In his prime Jones was significantly better than the rest. It was not
the case that a lacklustre division made Jones look great, but rather
the greatness of Jones which caused the division to appear lacklustre.
Jones curtailed the careers of fighters who otherwise would have been
far more vividly remembered.
3:
Jones was a fighter who relied purely on ‘natural ability’.
In the late 80s and early 90s several chess grandmasters played out
matches against the IBM super-computer nick named Deep Blue. Recalling
this experience, in a conversation with the British writer, one of them
remarked that ‘it’s like a wall coming at you.’
That, to me, seems to sum up the experience of fighting a prime Roy
Jones. The sheer claustrophobia of it. Every action you take is at
once nullified and neutralized by a boxing brain which is so finely
tuned as to counter the moves of opponents even before they have made
them. Consider the famous sequence in the fight with James Toney, where
Jones feigns and Tony responds, only Roy has executed his counter
almost instantaneously so as to catch Tony clean, sending him staggered
to the ground. Or the devastating KO of Glen Kelly where Jones rested
his hands behind his back, swaying to and fro, before a flashing right
dropped his opponent cold.
The point is that the capacity to out-manoeuvre an opponent so entirely
is not the product of an innate ‘natural ability’ but rather the result
of a highly developed boxing mind which was tuned over time, and through
practise. Certainly Roy’s ‘natural’ abilities, his speed and
lightening like reflexes helped facilitate his victories, but he
combined those abilities in a fluid, and at times poetical style which
drew upon and indeed superseded the methods of previous boxing greats.
Roy Jones was a fighter who learnt, he wasn’t simply born.
This was also reflected in his ability to adapt his style in accordance
with the fighter he was facing. With a bruiser like Soza or Malinga,
Jones would draw them in, deflect or dodge their offense, and then
belittle them with a barrage of counter-punches, short, intimate, close
up. He was capable of playing the long game too, of resting on his
laurels, of floating enticingly just out of reach and thereby exhausting
his opponents, before inflicting a few telling jabs, and winning the
fight on points, without ever truly opening up his arsenal.
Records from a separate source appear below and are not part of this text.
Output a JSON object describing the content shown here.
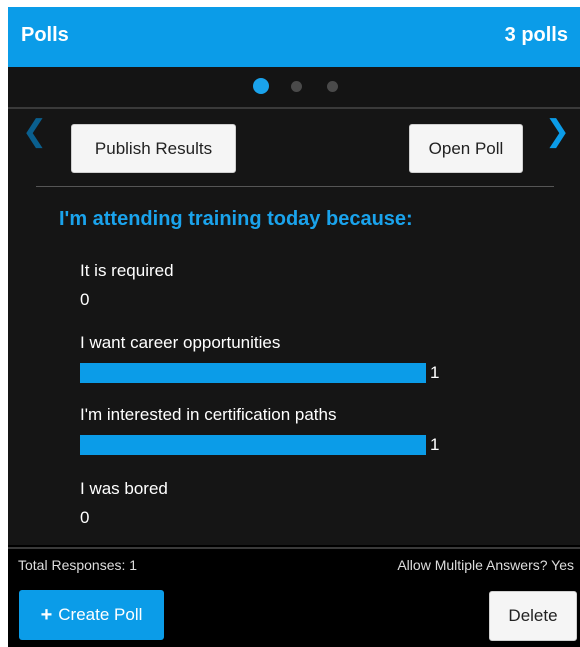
{
  "header": {
    "title": "Polls",
    "count": "3 polls"
  },
  "pager": {
    "total": 3,
    "active_index": 0
  },
  "nav": {
    "prev_icon": "chevron-left-icon",
    "next_icon": "chevron-right-icon"
  },
  "toolbar": {
    "publish_label": "Publish Results",
    "open_label": "Open Poll"
  },
  "poll": {
    "question": "I'm attending training today because:",
    "max_votes": 1,
    "options": [
      {
        "label": "It is required",
        "votes": 0
      },
      {
        "label": "I want career opportunities",
        "votes": 1
      },
      {
        "label": "I'm interested in certification paths",
        "votes": 1
      },
      {
        "label": "I was bored",
        "votes": 0
      }
    ]
  },
  "footer": {
    "total_responses": "Total Responses: 1",
    "allow_multiple": "Allow Multiple Answers? Yes"
  },
  "actions": {
    "create_label": "Create Poll",
    "delete_label": "Delete",
    "create_icon": "plus-icon"
  },
  "colors": {
    "accent": "#0b9ce8",
    "background": "#000000"
  }
}
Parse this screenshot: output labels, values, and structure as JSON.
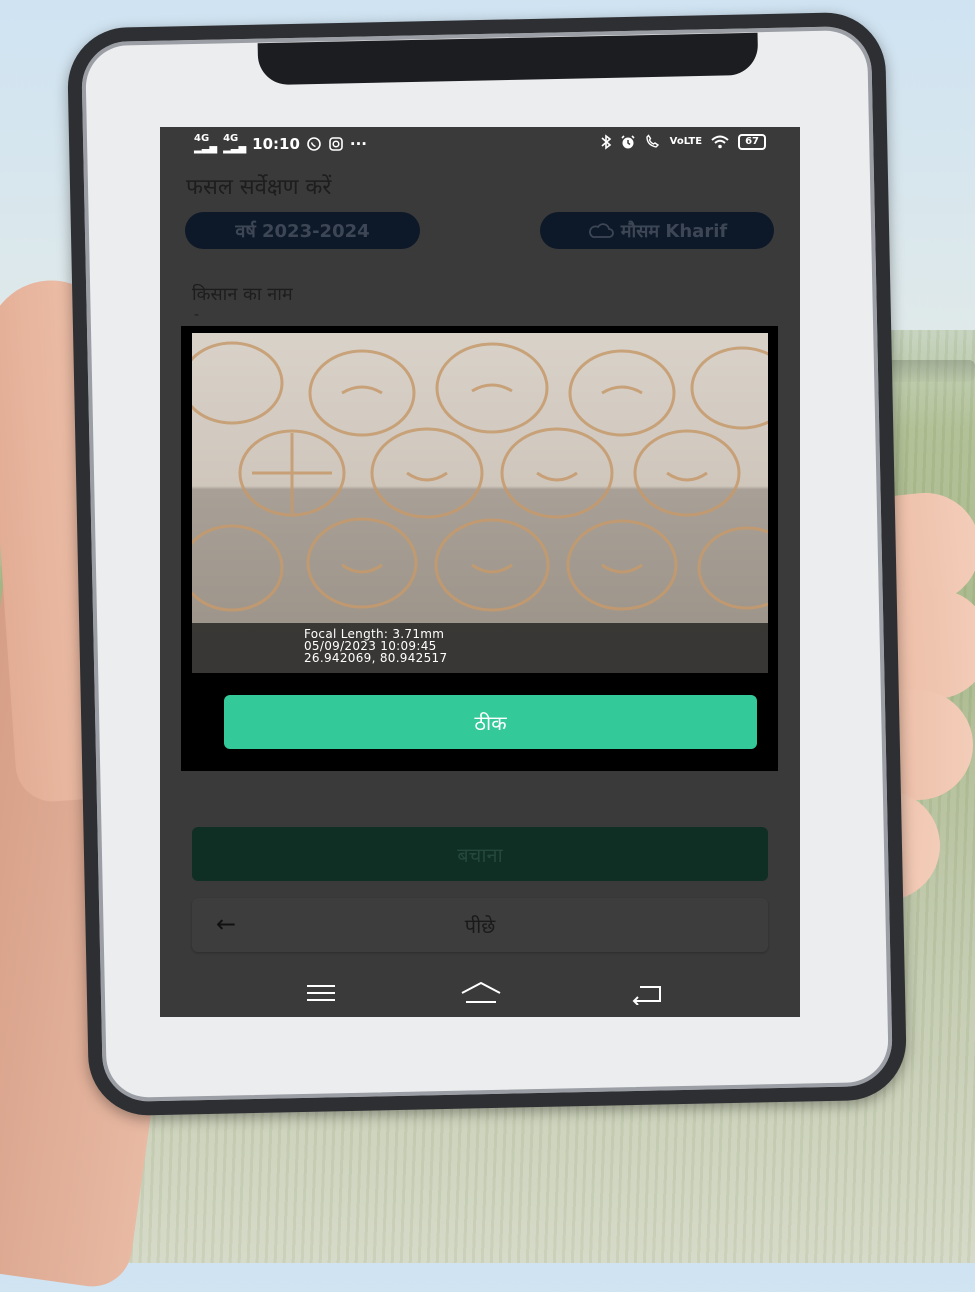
{
  "status_bar": {
    "network_left": "4G",
    "network_right": "4G",
    "time": "10:10",
    "more": "···",
    "volte": "VoLTE",
    "battery": "67",
    "icons_left": [
      "signal-icon",
      "signal-icon",
      "whatsapp-icon",
      "instagram-icon"
    ],
    "icons_right": [
      "bluetooth-icon",
      "alarm-icon",
      "wifi-call-icon",
      "volte-icon",
      "wifi-icon",
      "battery-icon"
    ]
  },
  "page": {
    "title": "फसल सर्वेक्षण करें",
    "year_chip": "वर्ष 2023-2024",
    "season_chip": "मौसम Kharif",
    "farmer_label": "किसान का नाम",
    "farmer_value": "-"
  },
  "dialog": {
    "photo_overlay": {
      "line1": "Focal Length: 3.71mm",
      "line2": "05/09/2023 10:09:45",
      "line3": "26.942069, 80.942517"
    },
    "ok_button": "ठीक"
  },
  "actions": {
    "save_button": "बचाना",
    "back_button": "पीछे"
  },
  "navbar": {
    "icons": [
      "menu-icon",
      "home-icon",
      "back-icon"
    ]
  }
}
Jones could intuit, feel out, his opponent perhaps better than any
fighter I have ever seen, and tailor his fight plan thereby. In fact
the only time I ever remember seeing a prime Roy Jones somewhat
wrong-footed was in his first fight against Montell Griffin. It would
be perhaps a little much to say that Jones was actively losing the fight
before the eventual disqualification, but certainly there was something
about Griffin which Jones hadn’t managed to get a handle on, and which
caused a rupture in his otherwise flawless and sweeping dominance.
Nevertheless Jones learnt from this, and when the time came for a
rematch, he had recalibrated in order to deliver to his opponent a
somewhat different response. He knocked Griffin out in the first round.
Masterful! And this is how Roy Jones Jr should be remembered.